The Fed Shuts Down Bank over Failure to Obtain Approval for Stablecoin Venture
In a banking environment that sees ever increasing competition among financial institutions, middleware companies, and fintechs, the push to “innovate” and get to market “yesterday” can be hard to resist. To this end, fintechs, and often the middleware companies they partner with, spend a lot of time “working” their bank partners, pushing them to approve and support new, innovative, and sometimes untested financial products and services, and to do so on timeframes that are often accelerated to a point beyond the capabilities of the bank to effectively manage.
While the pressures on financial institutions to support new services and move at the speed of light can be difficult to resist, a recent enforcement action from the Board of Governors of the Federal Reserve System (the “Federal Reserve”) underscores the very real and significant risks to banks from moving forward in the name of innovation before fully vetting the opportunity and the banks’ due diligence obligations.

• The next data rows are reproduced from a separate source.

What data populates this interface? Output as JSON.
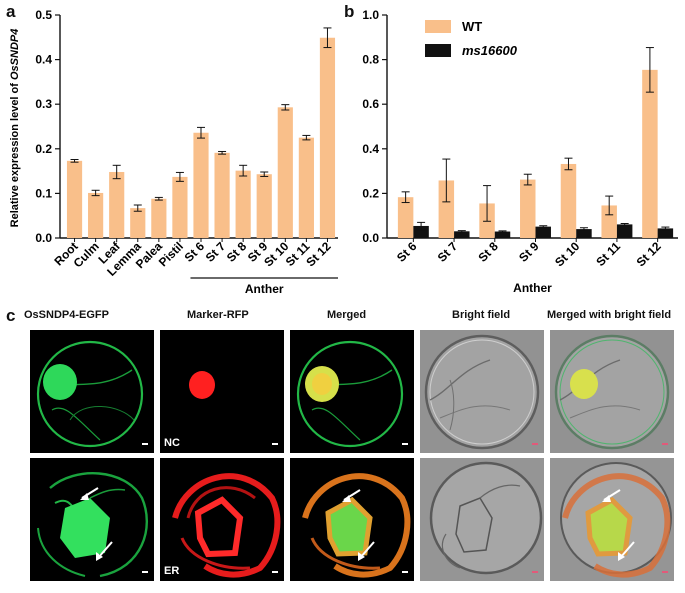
{
  "panel_labels": {
    "a": "a",
    "b": "b",
    "c": "c"
  },
  "colors": {
    "wt_bar": "#F9BF8A",
    "mutant_bar": "#111111",
    "gfp": "#22c84a",
    "rfp": "#ff1f1f",
    "scalebar": "#ffffff",
    "scalebar_bf": "#e25a7a"
  },
  "chart_data": [
    {
      "type": "bar",
      "title": "",
      "ylabel_prefix": "Relative expression level of ",
      "ylabel_gene": "OsSNDP4",
      "xlabel": "",
      "group_label": "Anther",
      "categories": [
        "Root",
        "Culm",
        "Leaf",
        "Lemma",
        "Palea",
        "Pistil",
        "St 6",
        "St 7",
        "St 8",
        "St 9",
        "St 10",
        "St 11",
        "St 12"
      ],
      "values": [
        0.173,
        0.101,
        0.148,
        0.067,
        0.088,
        0.137,
        0.236,
        0.191,
        0.151,
        0.143,
        0.293,
        0.225,
        0.449
      ],
      "errors": [
        0.003,
        0.006,
        0.015,
        0.007,
        0.003,
        0.01,
        0.012,
        0.003,
        0.012,
        0.005,
        0.006,
        0.005,
        0.022
      ],
      "ylim": [
        0,
        0.5
      ],
      "yticks": [
        "0.0",
        "0.1",
        "0.2",
        "0.3",
        "0.4",
        "0.5"
      ]
    },
    {
      "type": "bar",
      "title": "",
      "xlabel": "Anther",
      "ylabel": "",
      "categories": [
        "St 6",
        "St 7",
        "St 8",
        "St 9",
        "St 10",
        "St 11",
        "St 12"
      ],
      "series": [
        {
          "name": "WT",
          "values": [
            0.183,
            0.258,
            0.155,
            0.262,
            0.332,
            0.146,
            0.754
          ],
          "errors": [
            0.024,
            0.096,
            0.08,
            0.024,
            0.026,
            0.042,
            0.1
          ]
        },
        {
          "name": "ms16600",
          "values": [
            0.054,
            0.03,
            0.029,
            0.051,
            0.04,
            0.061,
            0.043
          ],
          "errors": [
            0.016,
            0.003,
            0.003,
            0.004,
            0.006,
            0.004,
            0.006
          ]
        }
      ],
      "ylim": [
        0,
        1.0
      ],
      "yticks": [
        "0.0",
        "0.2",
        "0.4",
        "0.6",
        "0.8",
        "1.0"
      ],
      "legend_position": "top-left"
    }
  ],
  "microscopy": {
    "column_titles": [
      "OsSNDP4-EGFP",
      "Marker-RFP",
      "Merged",
      "Bright field",
      "Merged with bright field"
    ],
    "row_labels": [
      "NC",
      "ER"
    ]
  }
}
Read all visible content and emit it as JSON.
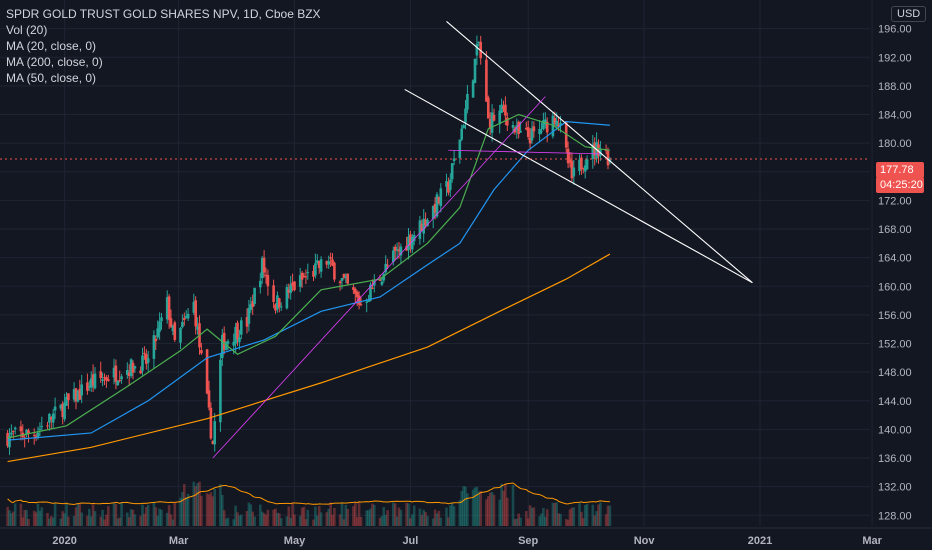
{
  "legend": {
    "title": "SPDR GOLD TRUST GOLD SHARES NPV, 1D, Cboe BZX",
    "vol": "Vol (20)",
    "ma20": "MA (20, close, 0)",
    "ma200": "MA (200, close, 0)",
    "ma50": "MA (50, close, 0)"
  },
  "currency": "USD",
  "last_price": "177.78",
  "countdown": "04:25:20",
  "colors": {
    "background": "#131722",
    "up": "#26a69a",
    "down": "#ef5350",
    "ma20": "#4caf50",
    "ma50": "#2196f3",
    "ma200": "#ff9800",
    "vol_avg": "#ff9800",
    "trendline": "#ffffff",
    "support": "#e040fb"
  },
  "chart_data": {
    "type": "candlestick",
    "title": "SPDR GOLD TRUST GOLD SHARES NPV, 1D, Cboe BZX",
    "y_ticks": [
      "128.00",
      "132.00",
      "136.00",
      "140.00",
      "144.00",
      "148.00",
      "152.00",
      "156.00",
      "160.00",
      "164.00",
      "168.00",
      "172.00",
      "176.00",
      "180.00",
      "184.00",
      "188.00",
      "192.00",
      "196.00"
    ],
    "ylim": [
      126.5,
      200
    ],
    "x_ticks": [
      "2020",
      "Mar",
      "May",
      "Jul",
      "Sep",
      "Nov",
      "2021",
      "Mar"
    ],
    "x_tick_dates": [
      "2020-01-01",
      "2020-03-01",
      "2020-05-01",
      "2020-07-01",
      "2020-09-01",
      "2020-11-01",
      "2021-01-01",
      "2021-03-01"
    ],
    "start_date": "2019-11-28",
    "closes": [
      {
        "date": "2019-12-02",
        "close": 139.0
      },
      {
        "date": "2019-12-16",
        "close": 139.5
      },
      {
        "date": "2020-01-02",
        "close": 143.5
      },
      {
        "date": "2020-01-15",
        "close": 146.5
      },
      {
        "date": "2020-02-03",
        "close": 148.5
      },
      {
        "date": "2020-02-14",
        "close": 149.5
      },
      {
        "date": "2020-02-24",
        "close": 157.5
      },
      {
        "date": "2020-02-28",
        "close": 152.0
      },
      {
        "date": "2020-03-09",
        "close": 157.5
      },
      {
        "date": "2020-03-19",
        "close": 138.0
      },
      {
        "date": "2020-03-24",
        "close": 152.0
      },
      {
        "date": "2020-04-06",
        "close": 155.0
      },
      {
        "date": "2020-04-14",
        "close": 163.0
      },
      {
        "date": "2020-04-21",
        "close": 157.5
      },
      {
        "date": "2020-05-01",
        "close": 160.0
      },
      {
        "date": "2020-05-18",
        "close": 163.5
      },
      {
        "date": "2020-06-05",
        "close": 157.5
      },
      {
        "date": "2020-06-22",
        "close": 164.0
      },
      {
        "date": "2020-07-08",
        "close": 169.0
      },
      {
        "date": "2020-07-21",
        "close": 174.0
      },
      {
        "date": "2020-07-28",
        "close": 182.0
      },
      {
        "date": "2020-08-06",
        "close": 194.0
      },
      {
        "date": "2020-08-11",
        "close": 183.0
      },
      {
        "date": "2020-08-19",
        "close": 184.5
      },
      {
        "date": "2020-08-27",
        "close": 181.0
      },
      {
        "date": "2020-09-04",
        "close": 181.0
      },
      {
        "date": "2020-09-16",
        "close": 184.0
      },
      {
        "date": "2020-09-24",
        "close": 175.0
      },
      {
        "date": "2020-10-02",
        "close": 178.5
      },
      {
        "date": "2020-10-09",
        "close": 179.5
      },
      {
        "date": "2020-10-14",
        "close": 177.78
      }
    ],
    "ma20": [
      {
        "date": "2019-12-02",
        "v": 138.8
      },
      {
        "date": "2020-01-02",
        "v": 140.5
      },
      {
        "date": "2020-02-03",
        "v": 146.0
      },
      {
        "date": "2020-03-02",
        "v": 151.0
      },
      {
        "date": "2020-03-16",
        "v": 154.0
      },
      {
        "date": "2020-04-01",
        "v": 150.5
      },
      {
        "date": "2020-04-21",
        "v": 153.0
      },
      {
        "date": "2020-05-15",
        "v": 159.5
      },
      {
        "date": "2020-06-15",
        "v": 161.0
      },
      {
        "date": "2020-07-10",
        "v": 166.0
      },
      {
        "date": "2020-07-27",
        "v": 171.0
      },
      {
        "date": "2020-08-11",
        "v": 182.0
      },
      {
        "date": "2020-08-27",
        "v": 184.0
      },
      {
        "date": "2020-09-14",
        "v": 182.5
      },
      {
        "date": "2020-10-01",
        "v": 179.5
      },
      {
        "date": "2020-10-14",
        "v": 179.0
      }
    ],
    "ma50": [
      {
        "date": "2019-12-02",
        "v": 138.5
      },
      {
        "date": "2020-01-15",
        "v": 139.5
      },
      {
        "date": "2020-02-14",
        "v": 144.0
      },
      {
        "date": "2020-03-16",
        "v": 150.0
      },
      {
        "date": "2020-04-15",
        "v": 152.5
      },
      {
        "date": "2020-05-15",
        "v": 156.5
      },
      {
        "date": "2020-06-15",
        "v": 158.5
      },
      {
        "date": "2020-07-10",
        "v": 163.0
      },
      {
        "date": "2020-07-27",
        "v": 166.0
      },
      {
        "date": "2020-08-14",
        "v": 173.5
      },
      {
        "date": "2020-09-01",
        "v": 179.0
      },
      {
        "date": "2020-09-21",
        "v": 183.0
      },
      {
        "date": "2020-10-14",
        "v": 182.5
      }
    ],
    "ma200": [
      {
        "date": "2019-12-02",
        "v": 135.5
      },
      {
        "date": "2020-01-15",
        "v": 137.5
      },
      {
        "date": "2020-03-16",
        "v": 141.5
      },
      {
        "date": "2020-05-15",
        "v": 146.5
      },
      {
        "date": "2020-07-10",
        "v": 151.5
      },
      {
        "date": "2020-08-17",
        "v": 156.5
      },
      {
        "date": "2020-09-21",
        "v": 161.0
      },
      {
        "date": "2020-10-14",
        "v": 164.5
      }
    ],
    "trendlines": [
      {
        "from": {
          "date": "2020-07-20",
          "price": 197.0
        },
        "to": {
          "date": "2020-12-28",
          "price": 160.5
        }
      },
      {
        "from": {
          "date": "2020-06-28",
          "price": 187.5
        },
        "to": {
          "date": "2020-12-28",
          "price": 160.5
        }
      },
      {
        "from": {
          "date": "2020-03-19",
          "price": 136.0
        },
        "to": {
          "date": "2020-09-10",
          "price": 186.5
        },
        "style": "support"
      },
      {
        "from": {
          "date": "2020-07-21",
          "price": 179.0
        },
        "to": {
          "date": "2020-10-09",
          "price": 178.5
        },
        "style": "support"
      }
    ]
  }
}
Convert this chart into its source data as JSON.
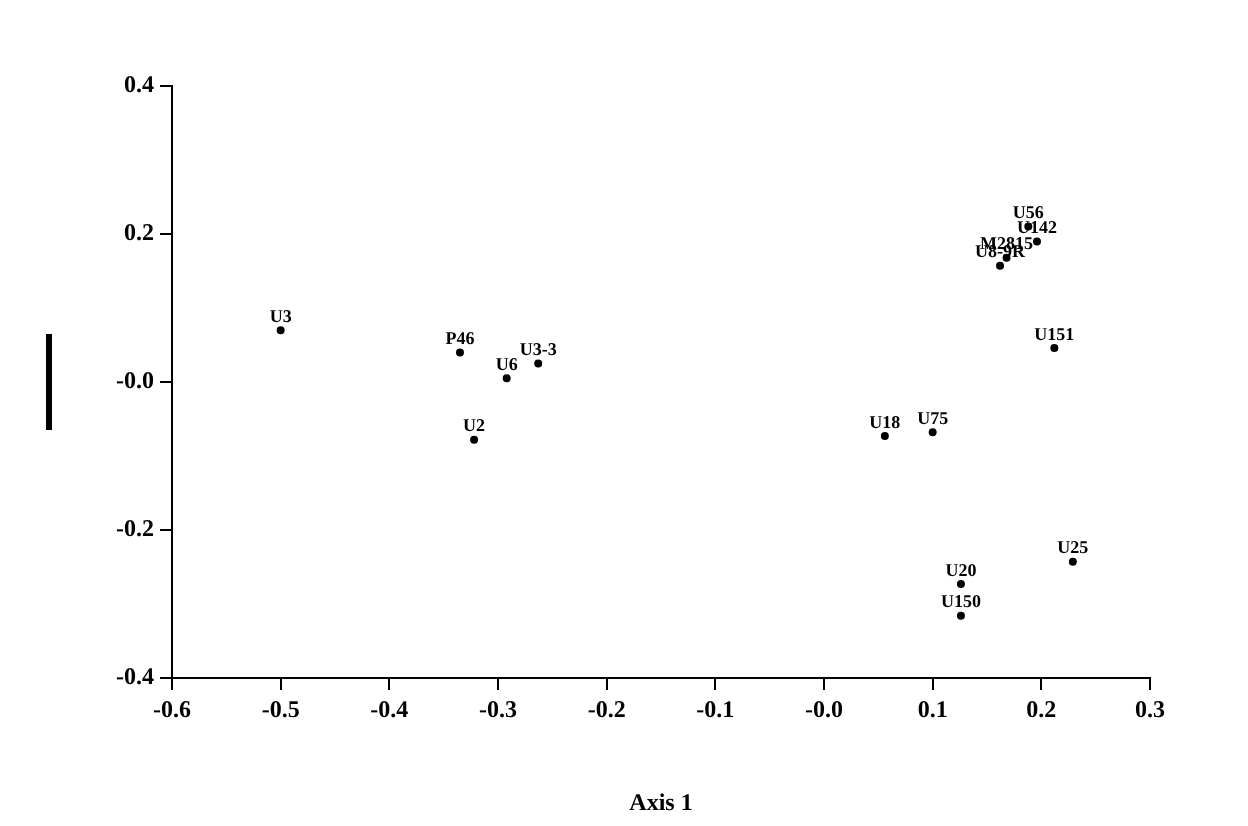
{
  "chart_data": {
    "type": "scatter",
    "xlabel": "Axis 1",
    "marker": "circle",
    "grid": false,
    "legend": false,
    "xlim": [
      -0.6,
      0.3
    ],
    "xticks": [
      -0.6,
      -0.5,
      -0.4,
      -0.3,
      -0.2,
      -0.1,
      {
        "value": 0,
        "label": "-0.0"
      },
      0.1,
      0.2,
      0.3
    ],
    "ylim": [
      -0.4,
      0.4
    ],
    "yticks": [
      -0.4,
      -0.2,
      {
        "value": 0,
        "label": "-0.0"
      },
      0.2,
      0.4
    ],
    "series": [
      {
        "color": "#000000",
        "x": [
          -0.5,
          -0.335,
          -0.292,
          -0.263,
          -0.322,
          0.056,
          0.1,
          0.188,
          0.196,
          0.168,
          0.162,
          0.212,
          0.126,
          0.126,
          0.229
        ],
        "values": [
          0.07,
          0.04,
          0.005,
          0.025,
          -0.078,
          -0.073,
          -0.068,
          0.21,
          0.19,
          0.168,
          0.157,
          0.046,
          -0.273,
          -0.316,
          -0.243
        ],
        "value_labels": [
          "U3",
          "P46",
          "U6",
          "U3-3",
          "U2",
          "U18",
          "U75",
          "U56",
          "U142",
          "M2815",
          "U8-9R",
          "U151",
          "U20",
          "U150",
          "U25"
        ]
      }
    ]
  }
}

In an enforcement action released on August 17, 2023, the Federal Reserve announced the shutdown of Farmington State Bank (“FSB,” based in the state of Washington) over its failure to obtain the Federal Reserve’s prior approval for a change in FSB’s business plan.
In particular, FSB had made prior commitments to the Federal Reserve that FSB would not change FSB’s business plan, including engaging in servicing activities with respect to digital bank operations. Subsequently, FSB, without the Federal Reserve’s knowledge or approval, engaged in activities that changed FSB’s business plan by entering into a non-binding memorandum of understanding with a third-party fintech, whereby FSB committed to work with the fintech to facilitate its issuance of stablecoins to the public. FSB then took what the Federal Reserve described as “material steps” to implement the memorandum of understanding. These facts were uncovered in a Federal Reserve examination of FSB and, shortly thereafter, FSB announced it would end its digital asset activities and voluntarily cease operations and liquidate.
The case of FSB is a warning to financial institutions from moving forward with activities in support of fintechs, and digital assets in particular, before the bank has fully vetted what such an action requires vis-à-vis its regulators. This is true even at the most preliminary of stages, such as entering into a non-binding memorandum of understanding. At a minimum, banks must understand what commitments they have made to their regulators for sharing and obtaining prior approval for future activities that may change the bank’s business plan and general character. These commitments may necessitate moving at a more deliberate and cautious pace than the fintech partner is accustomed to, but where the alternative is an enforcement action from the bank’s prudential regulator, it is still incumbent upon the bank to be the bearer of bad news.